Saturday afternoon I was preparing to travel with Babygirl again, back to the tertiary center for a routine visit with the transplant team.  Traveling in the Northeast in January requires a bit of planning.  I wonder now what people did without Weather.com?  I looked at the weather, both at home and our destination.  Nothing looked too frightening.  But then I checked the halfway point, and holy cow!  Ice storm coming! 

I grew up near Buffalo, so snow doesn't frighten me.  But I have a VERY healthy respect for ice.  It's a very bad thing to land in an ice storm in a car.

So I looked at times, predictions and probabilities, and planned on traveling down on Saturday afternoon instead of Sunday.  I set up the CAPD (I tried a large Styrofoam cooler with the heating pad in it - it worked well, heating five bags without overheating) and started the first run, which starts by draining out the one hundred or so cc's of fluid left behind by last nights' machine treatment.

I can barely describe my utter horror when I saw what was draining into the bag.  It was thick, bloody fluid mixed with fine swirls of white - the first time the fluid has been anything except crystal clear.  I made my first freak-out call to the dialysis nurse. 

"Can you read through it?"  Huh?? Well, actually, no, not at all.  "You need to bring her up here right now."  Umm, well, actually, we were just about to start off in the opposite direction!  After some haggling we finally agreed to collect some of the fluid, take it to the local lab, and get back to her with the results.  In order to do this, I had to drop a liter of fluid in, let it incubate for an hour, and drain it out.  THAT bag was so nasty that some of it clotted in the bottom of the bag when it settled.  I drew out four syringes worth of fluid, labeled them and headed across the street to our local hospital.

I don't know how many of you are familiar with HIPPA laws, the rules protecting patient medical record privacy. They also govern what doctors are and are not allowed to do with lab tests.  Even though I'm a doctor, I'm not allowed to order tests for anyone except my own patients, and I'm not allowed to look up results on tests of family members.  Seriously, violating these rules could cost me my job.  So I called ahead, discovered that a friend was covering the ER and asked her to order the tests and accept the results.  Then I had a little trouble with the lab. 

I guess it just isn't every day that someone walks in with peritoneal dialysis fluid.  They had an issue with whether or not I was competent to produce such a specimen, and whether they could legitimately accept it.  So from the time I discovered the ick and the time the lab started working on it, more than an hour and a half had gone by.  And if those tests show infection, I have a ninety minute drive in the wrong direction ahead of me.  And the initial tests take nearly an hour.

Finally they called with results - no organisms seen.  White cell count low, and cell types arguing against bacterial infection. 

There is a relief so profound that it is actually nauseating. 

And the cause of the ick?
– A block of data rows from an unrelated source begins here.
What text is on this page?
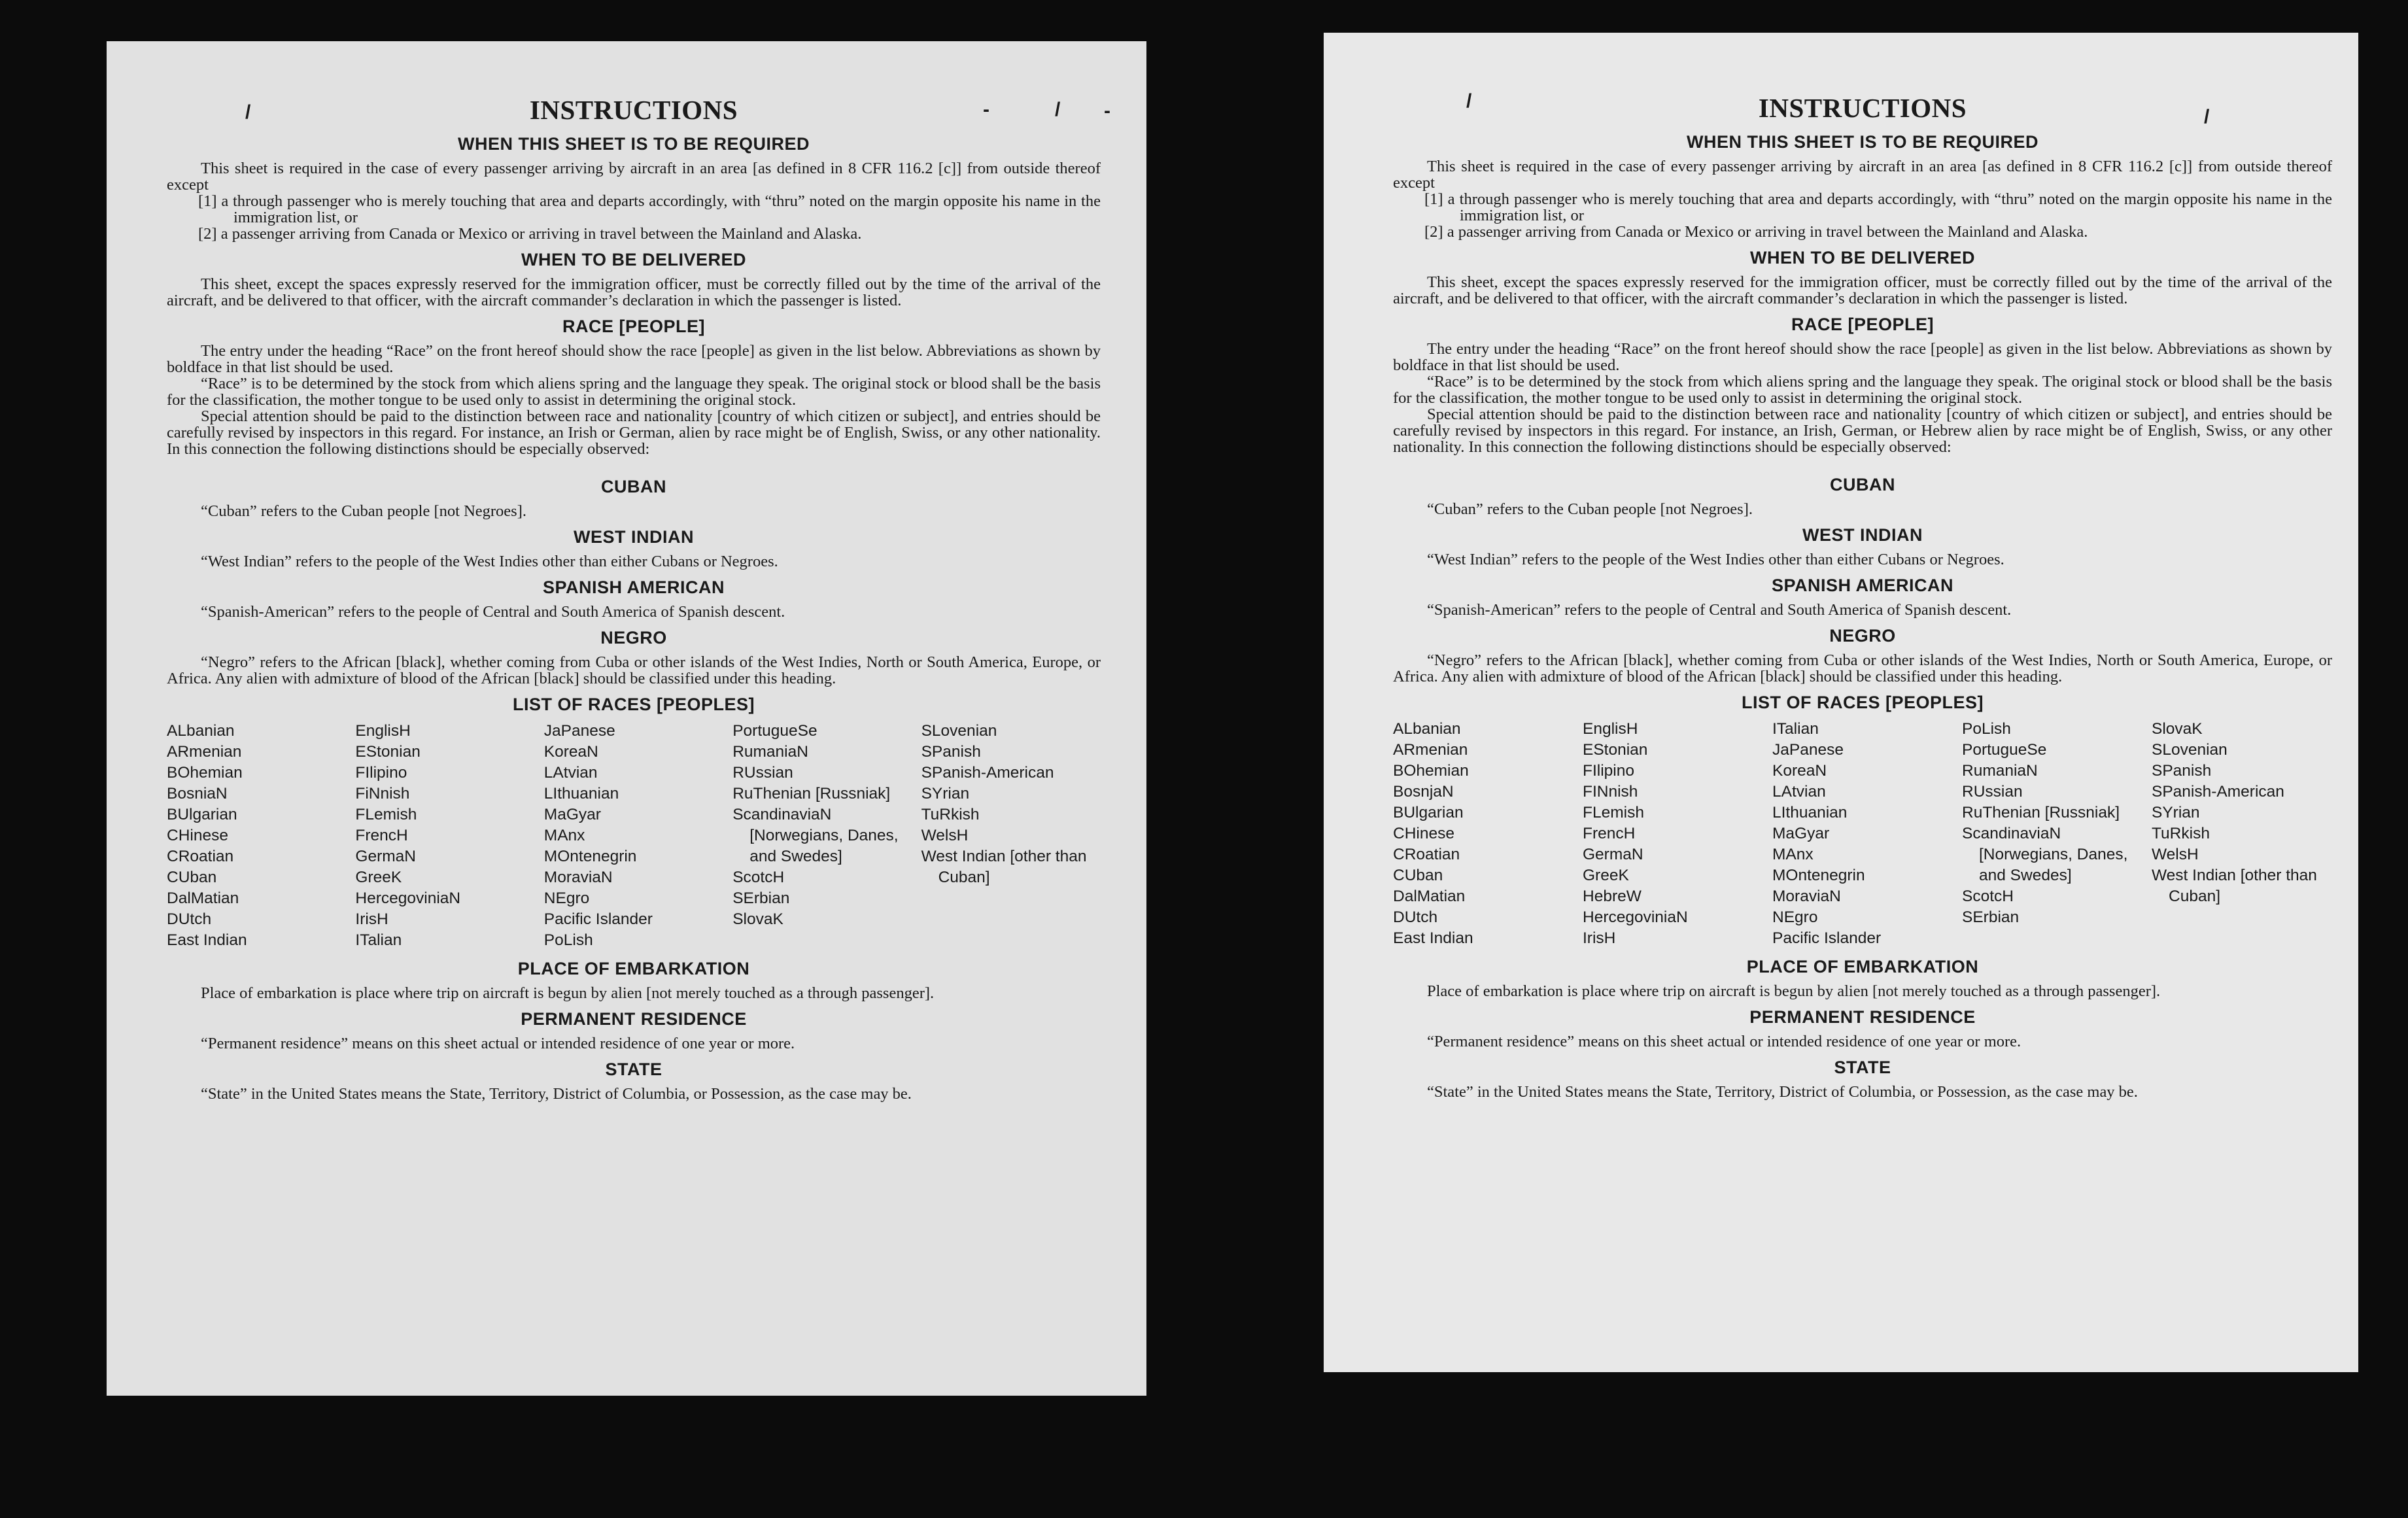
/	-	/ -
INSTRUCTIONS
WHEN THIS SHEET IS TO BE REQUIRED

This sheet is required in the case of every passenger arriving by aircraft in an area [as defined in 8 CFR 116.2 [c]] from outside thereof except

[1] a through passenger who is merely touching that area and departs accordingly, with “thru” noted on the margin opposite his name in the immigration list, or

[2] a passenger arriving from Canada or Mexico or arriving in travel between the Mainland and Alaska.

WHEN TO BE DELIVERED

This sheet, except the spaces expressly reserved for the immigration officer, must be correctly filled out by the time of the arrival of the aircraft, and be delivered to that officer, with the aircraft commander’s declaration in which the passenger is listed.

RACE [PEOPLE]

The entry under the heading “Race” on the front hereof should show the race [people] as given in the list below. Abbreviations as shown by boldface in that list should be used.

“Race” is to be determined by the stock from which aliens spring and the language they speak. The original stock or blood shall be the basis for the classification, the mother tongue to be used only to assist in determining the original stock.

Special attention should be paid to the distinction between race and nationality [country of which citizen or subject], and entries should be carefully revised by inspectors in this regard. For instance, an Irish or German, alien by race might be of English, Swiss, or any other nationality. In this connection the following distinctions should be especially observed:

CUBAN

“Cuban” refers to the Cuban people [not Negroes].

WEST INDIAN

“West Indian” refers to the people of the West Indies other than either Cubans or Negroes.

SPANISH AMERICAN

“Spanish-American” refers to the people of Central and South America of Spanish descent.

NEGRO

“Negro” refers to the African [black], whether coming from Cuba or other islands of the West Indies, North or South America, Europe, or Africa. Any alien with admixture of blood of the African [black] should be classified under this heading.

LIST OF RACES [PEOPLES]
ALbanian
ARmenian
BOhemian
BosniaN
BUlgarian
CHinese
CRoatian
CUban
DalMatian
DUtch
East Indian
EnglisH
EStonian
FIlipino
FiNnish
FLemish
FrencH
GermaN
GreeK
HercegoviniaN
IrisH
ITalian
JaPanese
KoreaN
LAtvian
LIthuanian
MaGyar
MAnx
MOntenegrin
MoraviaN
NEgro
Pacific Islander
PoLish
PortugueSe
RumaniaN
RUssian
RuThenian [Russniak]
ScandinaviaN [Norwegians, Danes, and Swedes]
ScotcH
SErbian
SlovaK
SLovenian
SPanish
SPanish-American
SYrian
TuRkish
WelsH
West Indian [other than Cuban]
PLACE OF EMBARKATION

Place of embarkation is place where trip on aircraft is begun by alien [not merely touched as a through passenger].

PERMANENT RESIDENCE

“Permanent residence” means on this sheet actual or intended residence of one year or more.

STATE

“State” in the United States means the State, Territory, District of Columbia, or Possession, as the case may be.

/
/
INSTRUCTIONS
WHEN THIS SHEET IS TO BE REQUIRED

This sheet is required in the case of every passenger arriving by aircraft in an area [as defined in 8 CFR 116.2 [c]] from outside thereof except

[1] a through passenger who is merely touching that area and departs accordingly, with “thru” noted on the margin opposite his name in the immigration list, or

[2] a passenger arriving from Canada or Mexico or arriving in travel between the Mainland and Alaska.

WHEN TO BE DELIVERED

This sheet, except the spaces expressly reserved for the immigration officer, must be correctly filled out by the time of the arrival of the aircraft, and be delivered to that officer, with the aircraft commander’s declaration in which the passenger is listed.

RACE [PEOPLE]

The entry under the heading “Race” on the front hereof should show the race [people] as given in the list below. Abbreviations as shown by boldface in that list should be used.

“Race” is to be determined by the stock from which aliens spring and the language they speak. The original stock or blood shall be the basis for the classification, the mother tongue to be used only to assist in determining the original stock.

Special attention should be paid to the distinction between race and nationality [country of which citizen or subject], and entries should be carefully revised by inspectors in this regard. For instance, an Irish, German, or Hebrew alien by race might be of English, Swiss, or any other nationality. In this connection the following distinctions should be especially observed:

CUBAN

“Cuban” refers to the Cuban people [not Negroes].

WEST INDIAN

“West Indian” refers to the people of the West Indies other than either Cubans or Negroes.

SPANISH AMERICAN

“Spanish-American” refers to the people of Central and South America of Spanish descent.

NEGRO

“Negro” refers to the African [black], whether coming from Cuba or other islands of the West Indies, North or South America, Europe, or Africa. Any alien with admixture of blood of the African [black] should be classified under this heading.

LIST OF RACES [PEOPLES]
ALbanian
ARmenian
BOhemian
BosnjaN
BUlgarian
CHinese
CRoatian
CUban
DalMatian
DUtch
East Indian
EnglisH
EStonian
FIlipino
FINnish
FLemish
FrencH
GermaN
GreeK
HebreW
HercegoviniaN
IrisH
ITalian
JaPanese
KoreaN
LAtvian
LIthuanian
MaGyar
MAnx
MOntenegrin
MoraviaN
NEgro
Pacific Islander
PoLish
PortugueSe
RumaniaN
RUssian
RuThenian [Russniak]
ScandinaviaN [Norwegians, Danes, and Swedes]
ScotcH
SErbian
SlovaK
SLovenian
SPanish
SPanish-American
SYrian
TuRkish
WelsH
West Indian [other than Cuban]
PLACE OF EMBARKATION

Place of embarkation is place where trip on aircraft is begun by alien [not merely touched as a through passenger].

PERMANENT RESIDENCE

“Permanent residence” means on this sheet actual or intended residence of one year or more.

STATE

“State” in the United States means the State, Territory, District of Columbia, or Possession, as the case may be.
Retrograde menstrual flow.  Yup - blood going up through the fallopian tubes instead of down.  So I have to wonder, are we preventing endometriosis here by flushing this stuff out?  And if blood can flow UP, why doesn't the dialysis fluid flow DOWN? 

When I speculated about this out loud, my nephew asked me to pass him the brain bleach.

We ended up traveling very early Sunday morning.  We missed the ice storm, but we got to watch the cars sliding around on the news after we got there.  The transplant team says she's doing well, see you in three months.  At least by then it will be spring.

And it will be almost exactly a year.